La louange des années – Maurice Magre

Comme le vin qui en vieillissant se dépouille de ses âcretés, comme le
palmier qui laisse choir chaque année un cercle de branches séchées pour
faire jaillir vers le ciel une gerbe plus fraîche et plus jeune, ainsi
mon âme rejette ses pensées impures au contact régénérateur des années
et elle lance vers le ciel de la mort le juvénile bouquet des
aspirations idéales.

La vieillesse n’est pas terrible. Elle pose sur le front de l’homme sage
une couronne de roses cueillies au jardin mystique de la pensée. La vue
des yeux physiques diminue, mais on aperçoit des jardins insoupçonnés,
des fleuves d’argent, le déroulement des vallées et des montagnes du
pays intérieur. L’on entend moins bien la résonnance des voix humaines
mais la perception vient de toutes les mystérieuses paroles qui sont
dites dans l’au-delà.

O puissance que j’ai redoutée quand je ne te connaissais pas, tu es
bienveillante comme l’affection, tu es féconde comme la force du blé, tu
es transformatrice comme le printemps. Tu m’as donné la connaissance de
la mesure, tu m’as appris la valeur de l’amitié, tu m’as fait peser les
actions humaines dans la balance du pardon. Tu es le trésor de l’homme
pauvre, la clairvoyance de l’aveugle, la légèreté du paralytique.

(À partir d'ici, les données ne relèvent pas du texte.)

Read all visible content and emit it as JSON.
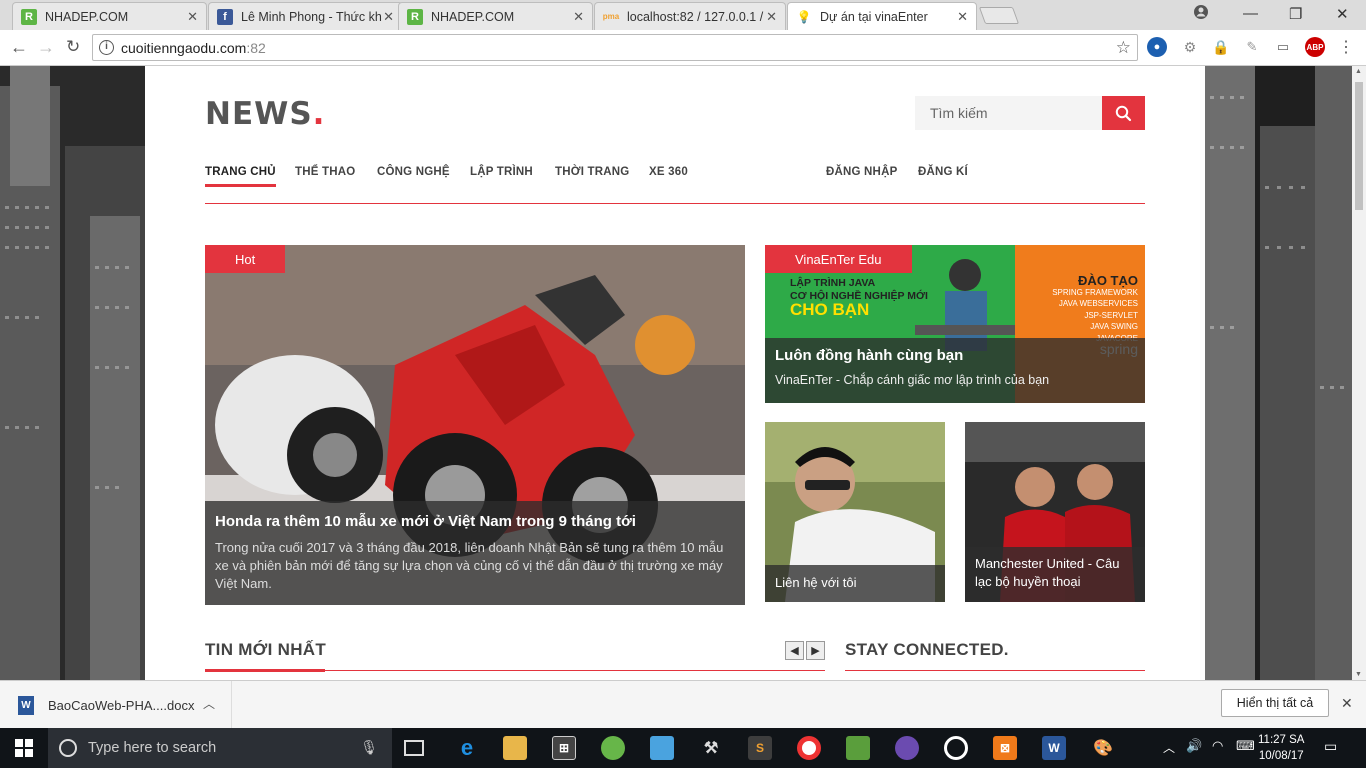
{
  "browser": {
    "tabs": [
      {
        "title": "NHADEP.COM",
        "favicon": "R",
        "color": "#5db545"
      },
      {
        "title": "Lê Minh Phong - Thức kh",
        "favicon": "f",
        "color": "#3b5998"
      },
      {
        "title": "NHADEP.COM",
        "favicon": "R",
        "color": "#5db545"
      },
      {
        "title": "localhost:82 / 127.0.0.1 /",
        "favicon": "pma",
        "color": "#f0a030"
      },
      {
        "title": "Dự án tại vinaEnter",
        "favicon": "💡",
        "color": "#ffffff"
      }
    ],
    "url_host": "cuoitienngaodu.com",
    "url_port": ":82",
    "extensions": [
      "ABP"
    ]
  },
  "site": {
    "logo": "NEWS",
    "logo_dot": ".",
    "search_placeholder": "Tìm kiếm",
    "nav": [
      "TRANG CHỦ",
      "THỂ THAO",
      "CÔNG NGHỆ",
      "LẬP TRÌNH",
      "THỜI TRANG",
      "XE 360"
    ],
    "auth": [
      "ĐĂNG NHẬP",
      "ĐĂNG KÍ"
    ],
    "accent": "#e3343e"
  },
  "featured": {
    "badge": "Hot",
    "title": "Honda ra thêm 10 mẫu xe mới ở Việt Nam trong 9 tháng tới",
    "excerpt": "Trong nửa cuối 2017 và 3 tháng đầu 2018, liên doanh Nhật Bản sẽ tung ra thêm 10 mẫu xe và phiên bản mới để tăng sự lựa chọn và củng cố vị thế dẫn đầu ở thị trường xe máy Việt Nam."
  },
  "promo": {
    "badge": "VinaEnTer Edu",
    "title": "Luôn đồng hành cùng bạn",
    "subtitle": "VinaEnTer - Chắp cánh giấc mơ lập trình của bạn",
    "banner_lines": [
      "LẬP TRÌNH JAVA",
      "CƠ HỘI NGHỀ NGHIỆP MỚI",
      "CHO BẠN"
    ],
    "banner_right": [
      "ĐÀO TẠO",
      "SPRING FRAMEWORK",
      "JAVA WEBSERVICES",
      "JSP-SERVLET",
      "JAVA SWING",
      "JAVACORE",
      "spring"
    ]
  },
  "small_cards": [
    {
      "title": "Liên hệ với tôi"
    },
    {
      "title": "Manchester United - Câu lạc bộ huyền thoại"
    }
  ],
  "sections": {
    "latest": "TIN MỚI NHẤT",
    "connected": "STAY CONNECTED."
  },
  "download": {
    "filename": "BaoCaoWeb-PHA....docx",
    "show_all": "Hiển thị tất cả"
  },
  "taskbar": {
    "search_placeholder": "Type here to search",
    "time": "11:27 SA",
    "date": "10/08/17"
  }
}
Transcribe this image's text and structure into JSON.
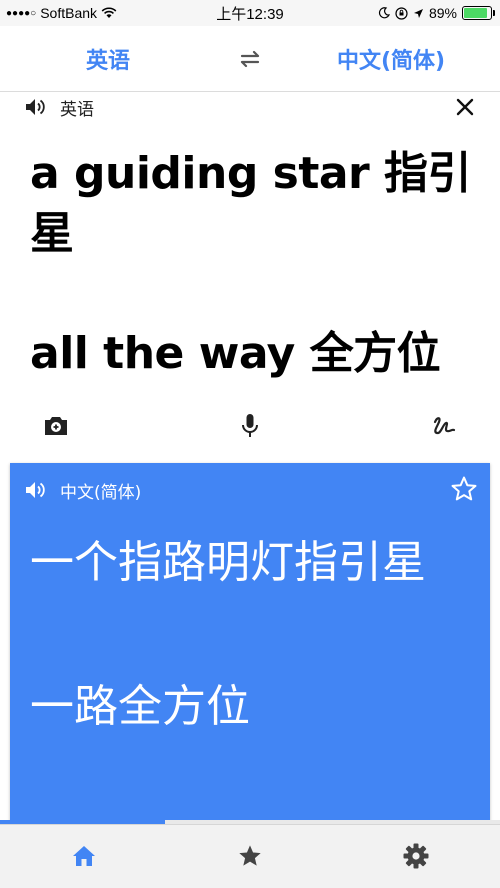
{
  "status_bar": {
    "signal": "●●●●○",
    "carrier": "SoftBank",
    "time": "上午12:39",
    "battery_percent": "89%",
    "battery_level": 0.89
  },
  "lang_bar": {
    "source": "英语",
    "target": "中文(简体)"
  },
  "input": {
    "language": "英语",
    "lines": [
      "a guiding star 指引星",
      "",
      "all the way 全方位"
    ]
  },
  "output": {
    "language": "中文(简体)",
    "lines": [
      "一个指路明灯指引星",
      "",
      "一路全方位"
    ]
  },
  "progress": {
    "fraction": 0.33
  },
  "colors": {
    "accent": "#4285f4",
    "battery": "#4cd964"
  },
  "icons": {
    "swap": "swap-arrows-icon",
    "speaker": "speaker-icon",
    "close": "close-icon",
    "camera": "camera-icon",
    "mic": "microphone-icon",
    "handwriting": "handwriting-icon",
    "star": "star-outline-icon",
    "home": "home-icon",
    "saved": "star-icon",
    "settings": "gear-icon"
  }
}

Je me réjouis de m’avancer dans ta voie inéluctable où chaque pas que je
fais me rend le cœur plus léger et où je contemple une lumière de plus
en plus pure. C’est grâce à toi que j’avance dans la connaissance de
moi-même, que je me dépouille des voiles inutiles, des masques trompeurs
et que je contemple les choses sous leur double aspect de bien et de
mal. C’est grâce à toi que j’atteindrai la porte étroite de la mort,
purifié par le pardon, illuminé par l’intelligence.